February 20, 2024 7 min read· The Lingo team

Building a corpus from scarcity

Training data for these languages doesn't sit in a database — we had to go and find it: scanned books, pamphlets, blogs, purchased booklets, and scripture as the aligned backbone, all unified under one alphabet.

datacorpusmethodology

Machine translation is hungry for parallel text — the same content in two languages, sentence for sentence. For English–French you can find billions of such pairs. For most Cameroonian languages you can find approximately none, and what little exists is scattered across formats, spellings, and physical shelves. So building the corpus was, more than anything, an act of collection.

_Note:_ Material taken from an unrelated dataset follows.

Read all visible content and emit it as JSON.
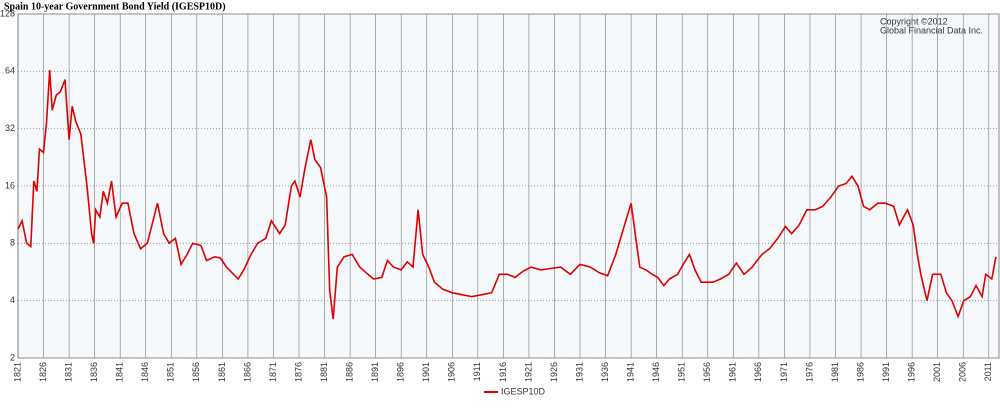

Going and finding the data

There is no dataset to download. We gathered written material wherever it lived: school textbooks and language primers, storybooks, religious pamphlets and church bulletins, language-learning booklets, the occasional blog or Facebook post, government literacy materials. Some of it we scanned or photographed page by page; some we transcribed by hand; some we bought as physical books because that was the only way to get it. Every source arrived in its own encoding, layout, and spelling conventions.

The aligned backbone: scripture

Most of that material is monolingual — useful, but you can't train a translator on text that isn't paired with another language. For parallel text, one source stands above all others. For centuries, Bible-translation organisations have translated the same long, structured text into thousands of small languages, verse by verse, with a built-in alignment (chapter and verse numbers) mapping each fragment to its counterpart in every other language.

So scripture became the aligned backbone of the corpus — frequently the single largest, cleanest, sentence-aligned parallel text that exists for a low-resource language. We compiled and aligned it across dozens of Cameroonian languages and open-sourced it as cameroon_bibles. But it is the backbone, not the body: the rest of the gathered material fills out vocabulary, style, and coverage the verses can't reach.

One alphabet to unify them

The hardest problem wasn't quantity — it was inconsistency. The same language is spelled different ways by different authors, and many have no standard orthography at all. A model can't learn if "the same word" looks like three different words.

So we standardised on AGLC — the General Alphabet of Cameroonian Languages (Alphabet Général des Langues Camerounaises), a phonemic system designed precisely to write Cameroon's languages consistently. It's an elegant, unifying idea. It is also, unfortunately, not used by everyone, so a large part of the work was normalising messy, inconsistent sources toward AGLC and building our tokenizer around it. One alphabet, one tokenizer, many sources made comparable.

A tailwind from policy

We had help from an unexpected direction: the government's policy of teaching national languages in schools. That policy is quietly generating new written content — primers, workbooks, exam materials — and, just as importantly, a generation more used to seeing these languages written. More written content tomorrow means better models tomorrow.

Being honest about the limits

Even with all of this, the corpus is small and skews formal: scripture, schoolbooks, and printed matter, not how people actually greet, bargain, or tell jokes. Its vocabulary is thin on the everyday and the modern. This matters downstream — including, much later, our decision to compress the models: when a model's ceiling is set by a narrow, formal domain, the dominant source of error is the data, not the last bits of numerical precision. We'll return to that.

The text corpus was never the destination. It was the on-ramp — enough to train first models, and to make the real goal reachable: open voice data, contributed by speakers themselves.